## The George Washington University  
## STAT 4197/6197 
### Week 2 - DATA Step: Reading Data, and Creating Reports 
### SAS Code Examples - Part 2

* Reading Microsoft Excel Data into SAS Data Set by Using Excel Engine vs. PROC Step (PROC IMPORT)
    
* Using the \_NULL_ Data Set for:
    * Simple calculations
    * Displaying characteritsics of SAS Data Sets
    * Debugging code
    * Creating macro variables from a value in a Data Set
    
    * Creating customized tables and reports by using
        * PUT or PUTLOG statement
        * PUT and FILE statement
        
* Getting SAS Data Set into Excel Spreadheets by Using PROC EXPORT

[6 ways to use the \_NULL_ data set in SAS by Rick Wicklin](https://blogs.sas.com/content/iml/2018/06/11/6-ways-_null_-data-set-sas.html)

* Handling Missing Values
* Specifying the LENGTH Statement for the Numeric in the DATA Step

\_INFILE_ 
* specifies a character variable that references the contents of the current input buffer for this INFILE statement. 

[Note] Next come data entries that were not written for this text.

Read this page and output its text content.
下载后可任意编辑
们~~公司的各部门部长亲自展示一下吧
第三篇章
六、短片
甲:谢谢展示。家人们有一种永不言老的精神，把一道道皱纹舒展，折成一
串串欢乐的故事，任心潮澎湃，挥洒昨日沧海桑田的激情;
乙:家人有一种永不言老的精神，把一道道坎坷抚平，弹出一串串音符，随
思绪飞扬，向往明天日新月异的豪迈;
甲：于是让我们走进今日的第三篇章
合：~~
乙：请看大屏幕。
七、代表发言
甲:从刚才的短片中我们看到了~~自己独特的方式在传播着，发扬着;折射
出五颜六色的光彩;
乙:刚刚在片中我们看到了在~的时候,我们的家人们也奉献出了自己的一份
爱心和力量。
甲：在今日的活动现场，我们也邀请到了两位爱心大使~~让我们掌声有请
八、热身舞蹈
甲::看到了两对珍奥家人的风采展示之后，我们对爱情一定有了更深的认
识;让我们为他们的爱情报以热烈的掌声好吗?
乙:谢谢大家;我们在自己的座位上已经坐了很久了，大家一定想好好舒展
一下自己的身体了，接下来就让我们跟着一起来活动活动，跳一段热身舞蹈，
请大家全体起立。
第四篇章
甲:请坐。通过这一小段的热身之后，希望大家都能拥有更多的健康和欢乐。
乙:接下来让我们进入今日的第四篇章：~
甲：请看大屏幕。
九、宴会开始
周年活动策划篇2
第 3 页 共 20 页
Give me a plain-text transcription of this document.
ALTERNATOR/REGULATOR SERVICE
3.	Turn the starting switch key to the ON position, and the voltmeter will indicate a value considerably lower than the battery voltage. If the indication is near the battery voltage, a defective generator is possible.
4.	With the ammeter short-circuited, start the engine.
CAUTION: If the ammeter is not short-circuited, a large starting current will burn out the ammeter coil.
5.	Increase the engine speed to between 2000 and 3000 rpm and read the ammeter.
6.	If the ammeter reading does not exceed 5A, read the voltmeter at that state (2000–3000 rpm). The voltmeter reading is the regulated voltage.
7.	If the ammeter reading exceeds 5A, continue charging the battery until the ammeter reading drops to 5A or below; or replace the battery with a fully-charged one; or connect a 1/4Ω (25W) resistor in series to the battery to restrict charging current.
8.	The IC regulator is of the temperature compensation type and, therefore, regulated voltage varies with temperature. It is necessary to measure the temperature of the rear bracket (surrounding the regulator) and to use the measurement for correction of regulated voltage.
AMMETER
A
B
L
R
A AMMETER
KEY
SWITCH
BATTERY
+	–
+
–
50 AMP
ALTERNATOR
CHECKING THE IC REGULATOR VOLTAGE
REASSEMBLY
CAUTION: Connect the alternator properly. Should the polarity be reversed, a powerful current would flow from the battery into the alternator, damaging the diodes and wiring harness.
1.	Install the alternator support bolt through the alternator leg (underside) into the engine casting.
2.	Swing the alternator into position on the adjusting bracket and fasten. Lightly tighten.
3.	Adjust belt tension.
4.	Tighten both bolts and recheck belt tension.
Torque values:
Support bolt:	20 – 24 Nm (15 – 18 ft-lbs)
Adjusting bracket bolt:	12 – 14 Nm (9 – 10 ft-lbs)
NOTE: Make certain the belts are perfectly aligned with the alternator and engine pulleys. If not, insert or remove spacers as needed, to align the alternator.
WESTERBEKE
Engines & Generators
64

### Reading Excel Spreasheets into SAS Data Sets
#### Method 1: Specifying the XLSX Engine in the LIBNAME Statement

The setting of the VALIDVARNAME system option allows the use of column names that contain embedded spaces and special characters.

The LIBNAME statement references the whole Excel file, which is viewed as a SAS library and, the members inside (spreadsheet or named range) are viewed as data files.
The XLSX engine accesses the XLSX file directly when reading the Excel data into SAS.
Bitness (32-bit versus 64-bit) does not matter.

The SET statement uses the Excel sheet as an input data file for this data step. Below is the SAS Code.

The LIBNAME statement references the whole Excel file, 
 which is viewed as a SAS library and, the members inside 
 (spreadsheet or named range) are viewed as data files.
 
 The SET statement uses the Excel sheet as an input data file 
 for this DATA step. 
 
 The last LIBNAME specifies the libref and clear option to disassociate the libref from the SAS library.

In [None]:
*Ex20_Import_Excel_x.sas (Part 1);
options validvarname=any nonotes nosource;
libname XL XLSX 'C:\SASCourse\Week2\SAS_Codes\Class.xlsx';
data work.class;
  set XL.Sheet1;
run;
libname XL CLEAR; 
proc print data=work.class (obs=5); 
run;


### Reading Excel Spreasheets into SAS Data Set
#### Method 2: PROC IMPORT 

In [None]:
*Ex20_Import_Excel_x.sas (Part 2);
 options nodate nonumber nodate;
  PROC IMPORT DATAFILE= "C:\SASCourse\Week2\SAS_Codes\class.xlsx"
     dbms=xlsx REPLACE OUT= work.class_x;
     SHEET="Sheet1";
     GETNAMES=YES;
 RUN;
Title;
 proc print data=work.class_x (obs=5); 
 run;


### Use DATA  \_Null_ as if you are using a calculator

In [None]:
options nocenter  nonotes  nonumber nodate nosource;
ods html close;
data _Null_;
* You have been given the following two pieces of information;
height = 69.0;
weight = 112.5 ;

* Caclculate the body mass index (BMI) based on height (in inches) and weight (in pounds);
BMI = round((weight / (height*height) ) * 703, .1);

* Convert height (in inches) to height (in meters);
    height_in_meters = round(height * 0.0254, .01);
 put   height=F5.1  weight= bmi=  height_in_meters=;
 
RUN;



### Displaying Characteristics of SAS Data Sets by Using DATA \_NULL_

#### The following code is obtained from [Rick Wicklin](https://blogs.sas.com/content/iml/2018/06/11/6-ways-_null_-data-set-sas.html)

In [None]:
data _NULL_;
set Sashelp.Class;
array char[*} $ _CHAR_;
array num[*} _NUMERIC_;
nCharVar  = dim(char);
nNumerVar = dim(num);
put "Sashelp.Class: " nCharVar= nNumerVar= ;
stop;   /* stop processing after first observation */
run;

### Creating macro variables from a value in a Data Set

In [None]:
*Ex51_Motivation_for_macro_variables (Part 1);
options nocenter nodate nonumber nosource;
ods html close;
proc means data=sashelp.class mean maxdec=1 noprint;
 var weight;
 output out=stats mean=average_wgt;
run;

*The following code will fail and is prevented from execution by changing the cell type to Markdown);
data test;

 set SASHELP.class;
 
 *This line of code does not work;
 
 weight_ratio=weight/OVERALL_MEAN; run;

### Note for the SAS code in the next cell
#### This CALL SYMPUTX routine has two parameters separated by a comma inside parentheses.  
* The first parameter, a constant enclosed in quote marks (OVERALL_MEAN) is the name of the macro variable being created. 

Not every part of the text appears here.